World Town Planning Day
In 2001, World Town Planning Day is November 8. Visit http://www.planning.org/abtaicp/world.htm for more information.

Placement of buildings
When Kathering Glass contacts a Box City (Tabletop), each student makes a building and in additiona makes his/her own house. The buildings are all palce before the students are asked, "Now, where would you like for your house to be?" A lively discussion and a lot of rearranging take place in order to develop the neighborhoods that the "citizens" want.

The Wild Card
An assessment of sorts (and excitement) involves the introduction of a "Wild Card" building after the initial Box City is completed.
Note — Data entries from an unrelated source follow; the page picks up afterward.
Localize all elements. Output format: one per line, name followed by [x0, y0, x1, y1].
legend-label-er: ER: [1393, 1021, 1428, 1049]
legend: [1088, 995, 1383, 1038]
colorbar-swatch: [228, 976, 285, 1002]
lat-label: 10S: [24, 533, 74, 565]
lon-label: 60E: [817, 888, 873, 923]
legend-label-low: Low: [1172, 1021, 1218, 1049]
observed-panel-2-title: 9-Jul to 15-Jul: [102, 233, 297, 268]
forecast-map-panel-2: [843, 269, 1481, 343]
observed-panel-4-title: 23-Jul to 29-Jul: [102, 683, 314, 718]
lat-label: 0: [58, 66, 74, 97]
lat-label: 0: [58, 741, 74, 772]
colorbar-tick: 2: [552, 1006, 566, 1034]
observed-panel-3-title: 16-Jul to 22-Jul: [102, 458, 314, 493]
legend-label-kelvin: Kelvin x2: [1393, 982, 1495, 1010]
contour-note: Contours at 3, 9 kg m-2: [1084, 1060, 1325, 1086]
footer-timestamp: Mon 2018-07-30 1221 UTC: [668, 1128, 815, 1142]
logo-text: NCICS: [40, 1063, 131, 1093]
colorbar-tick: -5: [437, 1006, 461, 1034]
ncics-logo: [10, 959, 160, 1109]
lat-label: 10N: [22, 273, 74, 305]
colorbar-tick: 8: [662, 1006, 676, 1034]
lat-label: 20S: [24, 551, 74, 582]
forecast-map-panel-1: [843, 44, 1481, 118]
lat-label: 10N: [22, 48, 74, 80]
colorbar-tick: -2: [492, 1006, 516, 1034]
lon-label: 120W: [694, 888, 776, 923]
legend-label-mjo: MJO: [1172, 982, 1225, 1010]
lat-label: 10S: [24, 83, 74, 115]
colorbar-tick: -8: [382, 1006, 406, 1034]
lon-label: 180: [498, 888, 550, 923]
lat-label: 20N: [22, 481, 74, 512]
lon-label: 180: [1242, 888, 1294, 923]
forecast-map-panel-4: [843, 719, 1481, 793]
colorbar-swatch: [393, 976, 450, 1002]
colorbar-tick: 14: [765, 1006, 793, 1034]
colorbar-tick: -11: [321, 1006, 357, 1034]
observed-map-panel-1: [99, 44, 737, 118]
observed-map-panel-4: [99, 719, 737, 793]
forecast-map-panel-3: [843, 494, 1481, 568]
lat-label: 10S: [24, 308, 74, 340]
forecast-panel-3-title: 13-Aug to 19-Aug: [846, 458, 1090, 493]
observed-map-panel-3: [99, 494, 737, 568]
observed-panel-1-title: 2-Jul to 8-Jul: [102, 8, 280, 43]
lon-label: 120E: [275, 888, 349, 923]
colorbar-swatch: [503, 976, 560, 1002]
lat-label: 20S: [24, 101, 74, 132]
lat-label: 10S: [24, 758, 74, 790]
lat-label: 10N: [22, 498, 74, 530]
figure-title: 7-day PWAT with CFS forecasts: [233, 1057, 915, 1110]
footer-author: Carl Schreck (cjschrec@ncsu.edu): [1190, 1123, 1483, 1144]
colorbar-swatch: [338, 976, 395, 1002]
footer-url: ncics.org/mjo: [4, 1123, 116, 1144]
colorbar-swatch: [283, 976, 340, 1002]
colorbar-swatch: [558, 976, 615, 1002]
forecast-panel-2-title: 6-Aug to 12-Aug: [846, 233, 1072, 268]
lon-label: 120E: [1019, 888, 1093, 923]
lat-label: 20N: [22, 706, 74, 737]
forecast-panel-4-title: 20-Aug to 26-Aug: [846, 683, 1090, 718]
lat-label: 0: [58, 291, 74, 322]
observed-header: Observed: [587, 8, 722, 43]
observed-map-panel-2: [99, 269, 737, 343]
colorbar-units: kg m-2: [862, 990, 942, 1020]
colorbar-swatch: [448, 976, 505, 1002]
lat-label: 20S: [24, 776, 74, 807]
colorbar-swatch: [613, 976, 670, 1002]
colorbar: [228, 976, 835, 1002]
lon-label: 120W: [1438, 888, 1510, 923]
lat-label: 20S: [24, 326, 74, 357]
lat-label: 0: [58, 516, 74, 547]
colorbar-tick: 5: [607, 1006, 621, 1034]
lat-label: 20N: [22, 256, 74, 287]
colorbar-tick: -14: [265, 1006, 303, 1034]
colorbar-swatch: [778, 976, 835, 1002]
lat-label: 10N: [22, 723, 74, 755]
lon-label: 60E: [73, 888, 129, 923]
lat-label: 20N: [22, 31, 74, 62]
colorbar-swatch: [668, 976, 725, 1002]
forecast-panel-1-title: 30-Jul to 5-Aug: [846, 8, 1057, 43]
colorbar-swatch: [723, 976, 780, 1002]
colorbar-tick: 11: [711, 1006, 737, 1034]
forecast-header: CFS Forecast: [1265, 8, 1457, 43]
Ask the City Planner, Neighborhood Activist, or design professional who is coming to help with the placement to produce this building unbeknownst to the students. It could be the building that is not initially welcome to the neighborhood: a half-way house, an inappropriate bookstore, multi-family housing or a prison. It could be a zoning issue such as Zero Population Growth or a Green Belt. It could be the introduction of a use not formerly allowed such as a "Granny Flat" or an outbuilding. It could be a building that is over-scale (Big Box Store, hotel or skyscraper) or a new plant that would offer benefits to the community, but it could be environmentally or aesthetically incorrect. As the students deal unexpectedly with this new issue, the skills they have developed during the Box City process will become apparent. Refer to the GeoBlock Activity, Natural and Manmade Disasters in the Box City curriculum.